Secara global, pemasangan panel surya telah meroket, tumbuh sebesar 80 persen pada 2023 dibandingkan dengan tahun 2022, menurut Wood Mackenzie, sebuah perusahaan yang mengkhususkan diri dalam data dan analitik untuk transisi energi bersih.

Penggerak utama dari peningkatan ini adalah turunnya biaya tenaga surya, yang kini menjadi lebih murah untuk diproduksi daripada bentuk energi lainnya, termasuk bahan bakar fosil.

Faktor penting lainnya yang mendorong peningkatan tenaga surya adalah meningkatnya efisiensi dalam mengubah energi matahari.

Namun, panel surya berbasis darat memakan banyak lahan, dan sering kali menjadi inti konflik antara industri pertanian dan pemerintah serta perusahaan di balik instalasi energi terbarukan.

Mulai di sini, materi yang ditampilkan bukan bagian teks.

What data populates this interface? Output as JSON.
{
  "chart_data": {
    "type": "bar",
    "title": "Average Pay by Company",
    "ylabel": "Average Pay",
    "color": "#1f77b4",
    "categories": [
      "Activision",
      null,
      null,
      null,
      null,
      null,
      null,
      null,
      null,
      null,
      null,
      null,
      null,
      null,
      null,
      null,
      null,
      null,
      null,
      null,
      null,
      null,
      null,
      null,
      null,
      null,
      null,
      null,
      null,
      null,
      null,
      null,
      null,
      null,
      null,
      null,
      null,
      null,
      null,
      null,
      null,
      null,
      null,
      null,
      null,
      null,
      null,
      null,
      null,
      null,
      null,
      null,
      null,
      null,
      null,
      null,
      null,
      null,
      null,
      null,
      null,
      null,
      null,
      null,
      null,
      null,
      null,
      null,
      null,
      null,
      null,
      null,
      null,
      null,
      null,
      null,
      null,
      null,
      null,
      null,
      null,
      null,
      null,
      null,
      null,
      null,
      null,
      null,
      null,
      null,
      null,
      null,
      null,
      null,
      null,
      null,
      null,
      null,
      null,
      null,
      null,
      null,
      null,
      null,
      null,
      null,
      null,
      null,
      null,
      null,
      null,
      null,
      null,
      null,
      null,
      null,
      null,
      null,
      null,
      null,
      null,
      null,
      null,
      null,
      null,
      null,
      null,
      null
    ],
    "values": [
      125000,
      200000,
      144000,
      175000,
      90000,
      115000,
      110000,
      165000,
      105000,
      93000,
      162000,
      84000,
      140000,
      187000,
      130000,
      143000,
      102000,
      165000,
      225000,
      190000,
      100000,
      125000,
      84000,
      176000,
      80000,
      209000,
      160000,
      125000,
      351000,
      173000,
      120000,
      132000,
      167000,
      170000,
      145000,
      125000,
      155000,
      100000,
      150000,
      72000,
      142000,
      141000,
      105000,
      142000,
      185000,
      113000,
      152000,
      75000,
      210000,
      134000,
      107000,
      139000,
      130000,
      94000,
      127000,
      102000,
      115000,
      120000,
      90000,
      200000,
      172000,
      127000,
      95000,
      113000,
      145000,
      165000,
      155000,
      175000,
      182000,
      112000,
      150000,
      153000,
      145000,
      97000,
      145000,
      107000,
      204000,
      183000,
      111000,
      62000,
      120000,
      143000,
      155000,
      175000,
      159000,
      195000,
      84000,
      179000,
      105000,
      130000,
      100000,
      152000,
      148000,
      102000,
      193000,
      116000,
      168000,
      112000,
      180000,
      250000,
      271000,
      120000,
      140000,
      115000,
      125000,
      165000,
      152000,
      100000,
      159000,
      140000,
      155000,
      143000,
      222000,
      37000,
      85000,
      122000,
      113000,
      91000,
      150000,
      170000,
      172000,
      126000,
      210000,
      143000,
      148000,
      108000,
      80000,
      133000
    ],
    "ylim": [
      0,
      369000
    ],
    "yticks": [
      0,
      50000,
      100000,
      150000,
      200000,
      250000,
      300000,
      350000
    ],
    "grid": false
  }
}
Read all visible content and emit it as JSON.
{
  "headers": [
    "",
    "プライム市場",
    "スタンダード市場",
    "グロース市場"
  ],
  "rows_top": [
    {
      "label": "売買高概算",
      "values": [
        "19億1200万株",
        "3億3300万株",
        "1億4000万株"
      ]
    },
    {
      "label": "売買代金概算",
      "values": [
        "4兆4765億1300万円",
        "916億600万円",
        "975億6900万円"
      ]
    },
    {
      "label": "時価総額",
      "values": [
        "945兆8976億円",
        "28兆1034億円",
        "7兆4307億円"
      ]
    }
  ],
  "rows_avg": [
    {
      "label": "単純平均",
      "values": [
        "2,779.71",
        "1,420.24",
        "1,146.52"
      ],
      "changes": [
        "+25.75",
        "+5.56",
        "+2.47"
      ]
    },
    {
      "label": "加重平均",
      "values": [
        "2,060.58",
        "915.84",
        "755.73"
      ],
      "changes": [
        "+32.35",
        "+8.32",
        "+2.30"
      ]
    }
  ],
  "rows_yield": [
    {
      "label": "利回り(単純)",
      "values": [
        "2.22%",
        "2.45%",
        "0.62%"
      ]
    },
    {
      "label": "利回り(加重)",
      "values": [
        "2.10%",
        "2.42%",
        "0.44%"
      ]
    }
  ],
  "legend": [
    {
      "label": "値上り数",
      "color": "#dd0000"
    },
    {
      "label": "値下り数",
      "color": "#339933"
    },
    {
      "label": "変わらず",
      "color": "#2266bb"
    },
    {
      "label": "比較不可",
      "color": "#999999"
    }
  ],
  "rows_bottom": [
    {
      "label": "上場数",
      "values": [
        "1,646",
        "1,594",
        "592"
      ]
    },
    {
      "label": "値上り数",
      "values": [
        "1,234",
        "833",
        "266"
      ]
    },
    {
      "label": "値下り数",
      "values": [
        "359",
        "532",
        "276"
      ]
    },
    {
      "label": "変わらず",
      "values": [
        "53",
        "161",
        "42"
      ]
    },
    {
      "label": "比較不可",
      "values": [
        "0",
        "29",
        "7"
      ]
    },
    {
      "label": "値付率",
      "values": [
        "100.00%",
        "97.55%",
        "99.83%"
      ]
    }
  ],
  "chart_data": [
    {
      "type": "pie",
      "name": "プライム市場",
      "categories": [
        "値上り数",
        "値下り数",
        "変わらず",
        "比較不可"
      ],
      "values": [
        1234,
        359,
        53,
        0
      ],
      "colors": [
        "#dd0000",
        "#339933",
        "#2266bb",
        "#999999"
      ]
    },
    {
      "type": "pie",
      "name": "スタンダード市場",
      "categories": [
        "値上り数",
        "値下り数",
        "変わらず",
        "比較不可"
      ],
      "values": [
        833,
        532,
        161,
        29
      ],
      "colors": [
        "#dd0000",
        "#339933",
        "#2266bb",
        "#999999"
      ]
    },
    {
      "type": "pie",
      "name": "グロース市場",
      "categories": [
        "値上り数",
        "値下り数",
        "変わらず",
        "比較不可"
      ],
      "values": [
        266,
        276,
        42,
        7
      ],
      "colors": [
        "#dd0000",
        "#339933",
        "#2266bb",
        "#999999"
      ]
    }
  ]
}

Para peneliti Oxford mengatakan teknologi mereka dapat menawarkan solusi untuk masalah itu, sekaligus menekan biaya energi.

Namun Wang mencatat kelompok penelitian tersebut tidak menganjurkan diakhirinya pembangkit listrik tenaga surya.

“Saya tidak akan mengatakan bahwa kami ingin menghilangkan ladang surya (solar farm) karena jelas kami membutuhkan banyak area atau permukaan untuk menghasilkan energi surya dalam jumlah yang cukup,” katanya kepada CNN.

Namun, masalah yang terus-menerus terjadi pada perovskit adalah stabilitasnya, yang telah mencegah pengembangnya untuk mengomersialkan teknologi tersebut.

Beberapa lapisan di laboratorium telah larut atau rusak dalam waktu singkat, sehingga dianggap kurang tahan lama dibandingkan panel surya saat ini.

Kini, para ilmuwan berupaya untuk meningkatkan masa pakainya.

Henry Snaith, peneliti utama tim Oxford, mengatakan pekerjaan mereka berpotensi untuk dikomersilkan dan dapat digunakan dalam industri seperti konstruksi dan manufaktur mobil.

“Inovasi terbaru dalam bahan dan teknik surya yang didemonstrasikan di laboratorium kami dapat menjadi landasan bagi industri baru, yaitu memproduksi bahan untuk menghasilkan energi surya secara lebih berkelanjutan dan murah dengan memanfaatkan bangunan, kendaraan, dan objek yang sudah ada,” katanya.